The Joliet City Council now has the power to replace a council member who stops attending meetings under a new ordinance approved Monday night.
The policy comes more than a year after the resignation of Councilwoman Susie Barber, who missed weeks of council meetings due to illness and finally resigned in March 2014.
Until Barber's resignation, the council was powerless to deal with the situation other than to refer her constituents to at-large council members for help in dealing with district issues. It prompted resident John Sheridan, president of the the Cunningham Neighborhood Council in Barber's District 4, to urge the council to not only draft a policy regarding vacancies but a handbook defining the jobs of the mayor and council.
Sheridan, who wrote a draft version of both in order to help the council, has been critical of the time in which it took to complete the work. He wore a T-shirt to the council meeting Monday emblazoned with the number of days between the date he first suggested the idea and the date on which the new ordinance and handbook were adopted.
"I'm very disappointed that it took 412 days to correct the situation in District 4," Sheridan said.
Under the new policy, three types of vacancies are spelled out: One that's created through a written resignation, the second by death or disability, and the third by "other causes." In the latter, a council member might "abandon" the post by not coming to meetings, requiring the council to intervene, or might be convicted of a criminal offense, disqualifying him or her from holding office.
In most cases, the council is authorized to take action after 60 days have passed, and the appointment is effective either for the remainder of the departed council member's term or until the next municipal election.

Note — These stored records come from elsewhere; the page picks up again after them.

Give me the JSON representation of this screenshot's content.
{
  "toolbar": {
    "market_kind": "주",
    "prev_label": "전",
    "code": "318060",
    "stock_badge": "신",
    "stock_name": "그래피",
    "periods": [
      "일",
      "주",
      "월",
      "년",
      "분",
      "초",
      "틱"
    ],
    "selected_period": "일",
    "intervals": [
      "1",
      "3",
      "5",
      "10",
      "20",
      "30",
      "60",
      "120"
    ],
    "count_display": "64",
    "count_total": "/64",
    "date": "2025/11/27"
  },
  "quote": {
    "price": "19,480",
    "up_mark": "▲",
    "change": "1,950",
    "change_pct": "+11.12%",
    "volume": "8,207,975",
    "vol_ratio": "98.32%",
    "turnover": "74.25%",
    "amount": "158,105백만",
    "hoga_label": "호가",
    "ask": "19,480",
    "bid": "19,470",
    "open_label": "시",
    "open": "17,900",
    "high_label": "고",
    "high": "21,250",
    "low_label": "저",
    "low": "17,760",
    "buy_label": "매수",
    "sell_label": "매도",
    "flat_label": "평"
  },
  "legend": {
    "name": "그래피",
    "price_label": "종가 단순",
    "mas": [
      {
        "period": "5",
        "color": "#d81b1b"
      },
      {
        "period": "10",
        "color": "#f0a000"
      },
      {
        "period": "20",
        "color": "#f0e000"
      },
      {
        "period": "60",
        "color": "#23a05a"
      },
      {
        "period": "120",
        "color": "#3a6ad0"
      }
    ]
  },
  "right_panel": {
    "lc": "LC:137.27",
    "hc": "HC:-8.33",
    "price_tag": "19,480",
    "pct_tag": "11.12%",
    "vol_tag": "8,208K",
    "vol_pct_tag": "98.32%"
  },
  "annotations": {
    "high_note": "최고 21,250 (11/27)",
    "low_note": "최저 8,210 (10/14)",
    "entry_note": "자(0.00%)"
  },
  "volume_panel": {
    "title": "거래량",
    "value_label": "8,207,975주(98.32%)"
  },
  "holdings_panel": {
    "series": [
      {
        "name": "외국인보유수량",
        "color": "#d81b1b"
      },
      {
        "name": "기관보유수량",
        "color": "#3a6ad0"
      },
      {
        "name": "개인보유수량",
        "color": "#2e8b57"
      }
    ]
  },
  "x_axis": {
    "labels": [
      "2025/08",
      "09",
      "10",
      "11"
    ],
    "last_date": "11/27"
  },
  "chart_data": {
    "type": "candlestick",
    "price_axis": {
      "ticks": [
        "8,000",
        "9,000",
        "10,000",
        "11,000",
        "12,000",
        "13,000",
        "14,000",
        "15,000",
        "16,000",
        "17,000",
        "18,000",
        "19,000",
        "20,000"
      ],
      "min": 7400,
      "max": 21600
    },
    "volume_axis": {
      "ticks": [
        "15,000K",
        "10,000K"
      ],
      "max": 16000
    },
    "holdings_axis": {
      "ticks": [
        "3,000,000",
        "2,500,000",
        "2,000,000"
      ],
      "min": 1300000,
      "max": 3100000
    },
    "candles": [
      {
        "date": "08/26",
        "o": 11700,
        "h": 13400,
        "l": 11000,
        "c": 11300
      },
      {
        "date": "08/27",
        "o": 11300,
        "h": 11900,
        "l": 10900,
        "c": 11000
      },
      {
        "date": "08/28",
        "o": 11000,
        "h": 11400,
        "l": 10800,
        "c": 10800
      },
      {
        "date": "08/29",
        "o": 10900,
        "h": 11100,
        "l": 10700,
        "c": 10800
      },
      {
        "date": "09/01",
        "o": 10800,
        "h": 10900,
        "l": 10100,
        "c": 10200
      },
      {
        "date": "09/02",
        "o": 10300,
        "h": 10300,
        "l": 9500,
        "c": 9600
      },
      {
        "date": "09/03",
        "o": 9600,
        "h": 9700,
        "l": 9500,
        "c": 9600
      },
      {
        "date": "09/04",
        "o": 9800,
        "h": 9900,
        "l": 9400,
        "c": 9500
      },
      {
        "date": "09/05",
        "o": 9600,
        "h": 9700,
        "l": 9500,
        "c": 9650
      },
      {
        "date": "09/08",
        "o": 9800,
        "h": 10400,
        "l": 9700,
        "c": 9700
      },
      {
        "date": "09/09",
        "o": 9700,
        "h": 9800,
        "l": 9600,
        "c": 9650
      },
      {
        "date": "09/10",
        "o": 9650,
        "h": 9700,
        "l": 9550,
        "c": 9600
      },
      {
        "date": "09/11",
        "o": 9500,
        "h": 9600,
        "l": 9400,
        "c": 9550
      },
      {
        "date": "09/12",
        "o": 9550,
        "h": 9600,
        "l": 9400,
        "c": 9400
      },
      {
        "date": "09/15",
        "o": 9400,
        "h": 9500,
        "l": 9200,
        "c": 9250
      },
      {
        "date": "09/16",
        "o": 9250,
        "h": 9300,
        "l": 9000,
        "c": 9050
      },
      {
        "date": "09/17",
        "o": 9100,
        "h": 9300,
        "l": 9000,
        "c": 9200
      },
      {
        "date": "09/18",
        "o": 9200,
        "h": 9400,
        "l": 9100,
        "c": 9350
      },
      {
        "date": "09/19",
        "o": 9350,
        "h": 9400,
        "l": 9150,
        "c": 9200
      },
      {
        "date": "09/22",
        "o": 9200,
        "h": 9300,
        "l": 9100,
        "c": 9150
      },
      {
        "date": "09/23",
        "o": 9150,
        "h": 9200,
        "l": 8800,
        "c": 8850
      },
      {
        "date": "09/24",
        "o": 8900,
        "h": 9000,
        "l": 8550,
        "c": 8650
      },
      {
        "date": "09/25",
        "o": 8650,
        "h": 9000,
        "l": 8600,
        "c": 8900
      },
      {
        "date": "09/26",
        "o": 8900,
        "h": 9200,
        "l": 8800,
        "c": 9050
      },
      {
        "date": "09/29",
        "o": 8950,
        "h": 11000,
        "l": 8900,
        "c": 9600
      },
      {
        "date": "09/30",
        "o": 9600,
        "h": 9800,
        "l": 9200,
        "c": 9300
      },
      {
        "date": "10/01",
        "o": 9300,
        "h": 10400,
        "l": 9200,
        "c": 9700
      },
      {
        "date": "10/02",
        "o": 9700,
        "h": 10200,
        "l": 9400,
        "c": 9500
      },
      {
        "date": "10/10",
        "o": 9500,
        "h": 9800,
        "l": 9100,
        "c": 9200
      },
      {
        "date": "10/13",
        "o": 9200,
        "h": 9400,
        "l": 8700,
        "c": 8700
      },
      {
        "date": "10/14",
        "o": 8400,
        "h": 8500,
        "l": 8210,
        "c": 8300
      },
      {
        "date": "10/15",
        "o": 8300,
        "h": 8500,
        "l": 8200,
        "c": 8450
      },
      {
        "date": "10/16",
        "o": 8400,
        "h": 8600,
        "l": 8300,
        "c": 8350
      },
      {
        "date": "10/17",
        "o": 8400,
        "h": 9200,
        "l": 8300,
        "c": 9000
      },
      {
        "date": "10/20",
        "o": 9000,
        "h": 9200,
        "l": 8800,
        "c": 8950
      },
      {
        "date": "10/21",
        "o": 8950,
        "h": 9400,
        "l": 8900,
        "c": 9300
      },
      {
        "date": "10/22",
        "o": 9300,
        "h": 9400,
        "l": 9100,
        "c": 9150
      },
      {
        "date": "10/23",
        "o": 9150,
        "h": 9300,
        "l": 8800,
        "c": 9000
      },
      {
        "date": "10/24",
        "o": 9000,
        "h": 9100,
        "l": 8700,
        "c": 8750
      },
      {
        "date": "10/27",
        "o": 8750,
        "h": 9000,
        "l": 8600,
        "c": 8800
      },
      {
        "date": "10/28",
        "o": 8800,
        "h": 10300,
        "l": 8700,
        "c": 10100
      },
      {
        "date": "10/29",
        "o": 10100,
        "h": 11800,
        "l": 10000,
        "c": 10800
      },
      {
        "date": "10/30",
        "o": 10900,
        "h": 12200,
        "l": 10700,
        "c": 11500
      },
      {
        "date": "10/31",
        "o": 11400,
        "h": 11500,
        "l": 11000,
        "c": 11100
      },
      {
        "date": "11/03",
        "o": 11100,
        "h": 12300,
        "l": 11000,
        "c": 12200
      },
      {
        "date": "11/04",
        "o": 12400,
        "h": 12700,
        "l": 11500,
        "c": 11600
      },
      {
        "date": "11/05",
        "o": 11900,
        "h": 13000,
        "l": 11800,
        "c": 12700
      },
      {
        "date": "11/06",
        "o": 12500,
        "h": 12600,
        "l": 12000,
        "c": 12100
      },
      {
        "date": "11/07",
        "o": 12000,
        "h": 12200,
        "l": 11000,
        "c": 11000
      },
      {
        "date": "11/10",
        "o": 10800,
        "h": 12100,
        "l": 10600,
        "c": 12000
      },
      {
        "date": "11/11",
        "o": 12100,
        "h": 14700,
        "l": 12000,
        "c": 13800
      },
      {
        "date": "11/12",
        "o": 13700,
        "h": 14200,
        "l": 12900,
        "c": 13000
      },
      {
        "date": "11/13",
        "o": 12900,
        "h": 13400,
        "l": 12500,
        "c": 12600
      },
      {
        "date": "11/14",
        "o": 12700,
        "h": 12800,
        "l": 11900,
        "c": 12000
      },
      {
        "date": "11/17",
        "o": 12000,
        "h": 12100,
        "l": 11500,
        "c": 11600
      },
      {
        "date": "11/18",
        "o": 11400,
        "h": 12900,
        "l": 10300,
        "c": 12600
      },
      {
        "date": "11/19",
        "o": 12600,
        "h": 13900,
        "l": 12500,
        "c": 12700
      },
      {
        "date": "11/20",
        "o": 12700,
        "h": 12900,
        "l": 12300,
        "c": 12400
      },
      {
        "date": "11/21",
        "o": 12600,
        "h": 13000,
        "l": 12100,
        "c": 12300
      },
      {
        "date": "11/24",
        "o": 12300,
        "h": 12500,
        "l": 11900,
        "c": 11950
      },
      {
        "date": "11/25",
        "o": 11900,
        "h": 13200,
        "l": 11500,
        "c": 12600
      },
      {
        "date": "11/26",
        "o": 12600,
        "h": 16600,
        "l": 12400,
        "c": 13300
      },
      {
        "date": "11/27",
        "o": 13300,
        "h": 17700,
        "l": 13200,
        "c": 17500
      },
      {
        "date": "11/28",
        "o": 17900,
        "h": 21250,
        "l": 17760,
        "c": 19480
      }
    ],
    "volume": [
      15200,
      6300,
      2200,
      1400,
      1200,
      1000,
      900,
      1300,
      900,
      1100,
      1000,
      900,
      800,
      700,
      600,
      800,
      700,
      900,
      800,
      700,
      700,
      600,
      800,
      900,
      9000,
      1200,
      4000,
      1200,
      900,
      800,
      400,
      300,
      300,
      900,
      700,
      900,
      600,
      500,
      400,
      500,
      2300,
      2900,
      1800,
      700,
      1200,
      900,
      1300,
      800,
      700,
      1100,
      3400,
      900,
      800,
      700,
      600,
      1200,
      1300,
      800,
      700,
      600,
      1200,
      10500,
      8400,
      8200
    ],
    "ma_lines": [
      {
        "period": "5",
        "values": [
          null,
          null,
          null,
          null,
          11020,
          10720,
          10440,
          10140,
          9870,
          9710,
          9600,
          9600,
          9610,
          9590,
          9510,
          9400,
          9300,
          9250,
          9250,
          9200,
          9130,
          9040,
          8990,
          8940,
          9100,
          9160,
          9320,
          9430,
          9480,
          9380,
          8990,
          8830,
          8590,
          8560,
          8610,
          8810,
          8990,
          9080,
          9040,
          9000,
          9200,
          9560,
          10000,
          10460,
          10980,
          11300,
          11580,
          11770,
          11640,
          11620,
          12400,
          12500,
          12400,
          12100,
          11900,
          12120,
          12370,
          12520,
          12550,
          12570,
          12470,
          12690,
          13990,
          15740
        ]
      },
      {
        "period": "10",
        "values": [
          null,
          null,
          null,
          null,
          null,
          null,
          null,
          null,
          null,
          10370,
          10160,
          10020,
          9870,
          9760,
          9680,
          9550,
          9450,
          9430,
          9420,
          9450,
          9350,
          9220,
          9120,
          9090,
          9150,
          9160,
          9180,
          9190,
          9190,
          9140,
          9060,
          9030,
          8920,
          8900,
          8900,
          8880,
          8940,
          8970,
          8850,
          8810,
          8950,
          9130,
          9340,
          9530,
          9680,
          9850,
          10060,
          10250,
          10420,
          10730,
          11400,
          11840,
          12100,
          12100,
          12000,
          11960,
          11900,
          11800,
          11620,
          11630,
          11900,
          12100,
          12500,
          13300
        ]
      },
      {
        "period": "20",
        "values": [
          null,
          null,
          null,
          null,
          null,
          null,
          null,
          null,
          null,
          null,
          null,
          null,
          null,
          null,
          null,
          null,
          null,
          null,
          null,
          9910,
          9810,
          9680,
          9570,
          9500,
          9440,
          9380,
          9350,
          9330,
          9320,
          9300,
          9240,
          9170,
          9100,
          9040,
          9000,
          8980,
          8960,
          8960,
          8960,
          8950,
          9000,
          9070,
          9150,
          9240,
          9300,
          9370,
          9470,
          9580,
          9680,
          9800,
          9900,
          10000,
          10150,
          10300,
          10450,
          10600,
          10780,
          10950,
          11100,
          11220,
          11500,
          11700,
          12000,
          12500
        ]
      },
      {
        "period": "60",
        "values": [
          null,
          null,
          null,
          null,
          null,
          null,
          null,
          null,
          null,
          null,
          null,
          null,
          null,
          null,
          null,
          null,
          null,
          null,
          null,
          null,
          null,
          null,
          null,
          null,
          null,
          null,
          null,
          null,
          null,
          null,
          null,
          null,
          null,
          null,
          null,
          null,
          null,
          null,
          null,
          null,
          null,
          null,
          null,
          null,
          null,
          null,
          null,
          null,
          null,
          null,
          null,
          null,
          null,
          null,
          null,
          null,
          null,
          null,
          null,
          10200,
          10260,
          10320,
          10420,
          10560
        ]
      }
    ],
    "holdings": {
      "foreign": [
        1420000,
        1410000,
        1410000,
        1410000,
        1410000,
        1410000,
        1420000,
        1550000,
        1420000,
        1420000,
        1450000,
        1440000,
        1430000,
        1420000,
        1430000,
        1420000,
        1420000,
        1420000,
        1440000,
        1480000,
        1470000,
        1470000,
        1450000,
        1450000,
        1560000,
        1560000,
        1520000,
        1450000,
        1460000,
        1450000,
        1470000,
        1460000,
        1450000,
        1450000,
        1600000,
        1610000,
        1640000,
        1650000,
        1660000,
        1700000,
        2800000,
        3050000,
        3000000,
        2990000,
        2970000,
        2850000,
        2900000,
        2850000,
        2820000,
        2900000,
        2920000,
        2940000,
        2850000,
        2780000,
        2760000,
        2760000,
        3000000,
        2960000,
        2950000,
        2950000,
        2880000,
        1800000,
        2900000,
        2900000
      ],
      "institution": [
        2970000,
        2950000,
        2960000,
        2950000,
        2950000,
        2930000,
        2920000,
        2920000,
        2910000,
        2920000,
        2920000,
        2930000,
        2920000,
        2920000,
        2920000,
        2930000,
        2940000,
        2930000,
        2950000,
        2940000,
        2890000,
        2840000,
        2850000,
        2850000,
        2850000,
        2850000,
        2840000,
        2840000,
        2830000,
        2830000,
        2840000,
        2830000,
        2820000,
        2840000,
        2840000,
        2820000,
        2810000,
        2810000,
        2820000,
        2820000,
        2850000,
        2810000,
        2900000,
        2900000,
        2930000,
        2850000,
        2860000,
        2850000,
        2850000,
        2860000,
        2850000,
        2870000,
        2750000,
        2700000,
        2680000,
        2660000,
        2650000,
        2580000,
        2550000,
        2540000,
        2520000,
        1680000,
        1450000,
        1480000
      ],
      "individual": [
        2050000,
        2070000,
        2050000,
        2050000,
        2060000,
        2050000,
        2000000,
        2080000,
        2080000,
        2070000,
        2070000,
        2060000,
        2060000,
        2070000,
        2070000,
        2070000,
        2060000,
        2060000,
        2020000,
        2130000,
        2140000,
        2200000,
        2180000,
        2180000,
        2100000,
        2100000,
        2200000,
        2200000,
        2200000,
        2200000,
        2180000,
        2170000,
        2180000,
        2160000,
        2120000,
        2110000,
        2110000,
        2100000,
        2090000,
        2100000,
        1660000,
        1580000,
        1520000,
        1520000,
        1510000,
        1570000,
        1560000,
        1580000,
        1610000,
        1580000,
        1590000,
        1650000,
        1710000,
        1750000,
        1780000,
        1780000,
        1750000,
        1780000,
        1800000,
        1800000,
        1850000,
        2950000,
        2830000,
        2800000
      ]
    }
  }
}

In Barber's case, Bettye Gavin was appointed to fill her vacancy in March 2014. She is seeking election to a full four-year term Tuesday.
Part of the delay in getting the new ordinance completed centered on the October retirement of city attorney Jeff Plyman and the appointment of his successor, Marty Shanahan, who started in January.
Councilman Jim McFarland, a member of the legislative and land use committee, took the helm on drafting the new rules and handbook about four months ago and worked with Shanahan and the committee to come up with the language presented to the council Monday.
"It's important we had the issue (with Barber) because it allowed us to spell out the procedures and protocol and to create a blueprint of what to do," McFarland said.